Sexta-feira, 12 de Novembro de 2010

Conto IX Parte

Mais um novo episodio, episódio anterior... aqui.

 

 

Já não sabia se me sentia pior agora ou se antes de ter entrado. Estava-me a sentir uma completa intrusa apesar da hospitalidade oferecida, e aquele silencio que se tinha instalado estava-me a deixar ainda mais desconfortável. E não parecia que era só eu que me estava a sentir assim, pelo menos foi a sensação que aquele silêncio me estava a dar.

- É melhor ir-me embora…

Olhei-o na esperança que me dissesse que não, mas a calma instalou-se mais uma vez.

Levantei-me e preparava-me para me ir embora, quando uma mão me agarrou um braço e me impediu de progredir.

- Não vá. Não vale a pena ir-se meter novamente na tempestade. Ainda apanha alguma gripe sem necessidade. Vamos até ao pé da lareira para ver se enxuga a sua roupa.

Senti um arrepio que me subiu a espinha sem que pudesse ter evitado. Apanhada de surpresa naquele toque, fiquei estática por instantes.

Foram as maiores trocas de palavras que Pedro tinha tido até agora comigo. Sentamo-nos em silêncio a aquecer-nos. Senti que me observava disfarçadamente, sentia o seu olhar a avaliar-me, não no sentido de mulher, mas como pessoa.

- Moras por estas bandas? Posso tratar-te por tu?

-Não, moro a 70 klms. Sim, podes.

- De passeio portanto…

- Sim, estava. Se o clima não o tivesse estragado.

- O clima aqui é demasiado imprevisível. Só que há quem teime vir para cá passar férias mesmo assim todos os anos.

- Não se pode condenar. Todos gostam de momentos de paz e de diversão com a família durante as ferias.

- És pescador? Resolvi arriscar.

- Sim, nas horas vagas.
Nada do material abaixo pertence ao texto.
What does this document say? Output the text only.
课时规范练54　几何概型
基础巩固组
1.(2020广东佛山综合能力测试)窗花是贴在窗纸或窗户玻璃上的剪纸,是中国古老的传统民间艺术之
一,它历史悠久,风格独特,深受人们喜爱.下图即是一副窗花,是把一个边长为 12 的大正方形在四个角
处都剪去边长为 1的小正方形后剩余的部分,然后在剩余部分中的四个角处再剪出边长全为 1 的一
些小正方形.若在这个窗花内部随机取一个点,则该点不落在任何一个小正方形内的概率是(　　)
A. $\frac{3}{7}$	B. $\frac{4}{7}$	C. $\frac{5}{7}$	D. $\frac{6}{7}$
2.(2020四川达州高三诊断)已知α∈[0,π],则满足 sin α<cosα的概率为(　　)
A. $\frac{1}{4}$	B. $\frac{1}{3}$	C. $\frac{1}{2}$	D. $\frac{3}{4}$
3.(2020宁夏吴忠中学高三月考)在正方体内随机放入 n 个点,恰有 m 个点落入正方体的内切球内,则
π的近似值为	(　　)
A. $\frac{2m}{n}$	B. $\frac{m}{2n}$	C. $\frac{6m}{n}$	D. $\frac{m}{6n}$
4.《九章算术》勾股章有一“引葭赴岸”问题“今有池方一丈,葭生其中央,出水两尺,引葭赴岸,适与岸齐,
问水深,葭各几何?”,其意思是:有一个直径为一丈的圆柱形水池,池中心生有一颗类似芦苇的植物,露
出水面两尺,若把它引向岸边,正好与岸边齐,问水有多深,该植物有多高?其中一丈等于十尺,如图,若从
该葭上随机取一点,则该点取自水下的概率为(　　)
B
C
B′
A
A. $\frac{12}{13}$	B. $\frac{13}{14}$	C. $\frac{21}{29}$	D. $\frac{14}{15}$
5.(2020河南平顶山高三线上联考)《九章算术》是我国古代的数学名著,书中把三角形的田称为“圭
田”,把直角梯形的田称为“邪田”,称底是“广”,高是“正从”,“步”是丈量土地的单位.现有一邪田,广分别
Soltou uma gargalhada que ecoou na sala… Não, estou a brincar, sou pescador não para comercializar mas apenas para mim.

- Gostas de viver aqui sozinho?...

- Gosto. Ninguém me incomoda.

- E não te sentes demasiado isolado por estas bandas?

- Estou bem assim.

Pareceu-me incomodado e repisar os motivos de tal opção de vida talvez fosse um erro.

A tempestade lá fora parecia ter acalmado. Ainda se sentia o barulho da chuva com intensidade mas o vento já não soprava com a mesma energia. A tempestade tinha dado lugar a um dia de chuva normal.

- Mais um pouco e já possa regressar a casa…

- Sim, parece que se esta a compor… - Depois de dar uma rápida olhadela do lado de lá da janela.

Pedro estava a ser um mistério apesar de a conversa ter progredido agora sobre os interesses locais, sobre a vila, ou até sobre a sua actividade.